Some vignettes hold their surprising reveal until the end. In “A Geist,” 46 photos of a man attending high society events are arranged across several pages like those in the late Bill Cunningham’s fashion column in The New York Times. The man is well dressed, and the events are occurring at different locations. It’s easy to miss the strangeness of the photos — clearly, good times were had by all. But once I realized that each is captioned with the same date, Friday, October 29, 2018, I understood: This man, appearing in several places at once, must be a specter as well as social spectator, or, as the story title suggests, both a guest and a geist.

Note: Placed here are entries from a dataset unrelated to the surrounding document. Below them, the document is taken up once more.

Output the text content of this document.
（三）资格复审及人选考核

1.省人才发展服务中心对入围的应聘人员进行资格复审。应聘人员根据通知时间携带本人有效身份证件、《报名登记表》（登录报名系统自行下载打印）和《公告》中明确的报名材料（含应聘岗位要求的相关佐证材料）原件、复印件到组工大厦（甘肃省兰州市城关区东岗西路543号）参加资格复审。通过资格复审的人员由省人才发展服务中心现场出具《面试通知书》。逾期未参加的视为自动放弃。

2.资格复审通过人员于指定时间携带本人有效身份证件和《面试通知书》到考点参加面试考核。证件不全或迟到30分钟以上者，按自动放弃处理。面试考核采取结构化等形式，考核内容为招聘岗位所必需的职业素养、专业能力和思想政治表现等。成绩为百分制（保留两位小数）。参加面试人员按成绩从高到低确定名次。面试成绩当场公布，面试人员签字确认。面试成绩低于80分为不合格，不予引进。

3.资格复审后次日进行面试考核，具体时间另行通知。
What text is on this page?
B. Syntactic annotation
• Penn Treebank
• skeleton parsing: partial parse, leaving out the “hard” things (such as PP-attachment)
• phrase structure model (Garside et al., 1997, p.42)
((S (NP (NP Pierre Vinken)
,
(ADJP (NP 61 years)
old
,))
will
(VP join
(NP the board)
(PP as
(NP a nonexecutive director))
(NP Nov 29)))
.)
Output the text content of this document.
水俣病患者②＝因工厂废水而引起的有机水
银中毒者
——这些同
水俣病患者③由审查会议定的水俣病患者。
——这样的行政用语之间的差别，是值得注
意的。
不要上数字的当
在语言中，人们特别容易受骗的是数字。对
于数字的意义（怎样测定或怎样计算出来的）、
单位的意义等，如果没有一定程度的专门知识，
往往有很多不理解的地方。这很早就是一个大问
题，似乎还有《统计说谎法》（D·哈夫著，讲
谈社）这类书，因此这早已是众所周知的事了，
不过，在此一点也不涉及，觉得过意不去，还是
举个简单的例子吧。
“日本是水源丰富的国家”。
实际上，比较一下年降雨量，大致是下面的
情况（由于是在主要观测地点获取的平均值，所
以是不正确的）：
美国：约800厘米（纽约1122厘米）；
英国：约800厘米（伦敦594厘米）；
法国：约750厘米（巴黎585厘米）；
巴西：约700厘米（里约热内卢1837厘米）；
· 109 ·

However, some of the collection’s most potent vignettes have nothing to do with the supernatural. “Middle Distance” presents a man, recently divorced, struggling to know himself better with the help of a therapist. The pages in his story are mostly taken up by images of mirrors. Nothing reflects back in them. The text is relegated to the very bottom of the pages and is written mostly from the perspective of the man: “I’m lonely,” he says aloud in his house to no one. And then: “No, I’m not.” He reaches for his phone and deletes photos of himself taken the night before. The text suggests an unhappy marriage, but when paired with images of blank mirrors, he becomes a character unable to see himself accurately. Taken together, the text and images portray a man haunted not by spirits but by past mistakes.
Other vignettes in Guestbook resist easy description. But that’s the beauty of this book. Like the spiritual world that inspired it, Guestbook draws eerie, tantalizing power from moments of confusion. It throws into question the meanings of what we read and what we think we see.
Guestbook: Ghost Stories, by Leanne Shapton will be published by Riverhead Books in March of this year.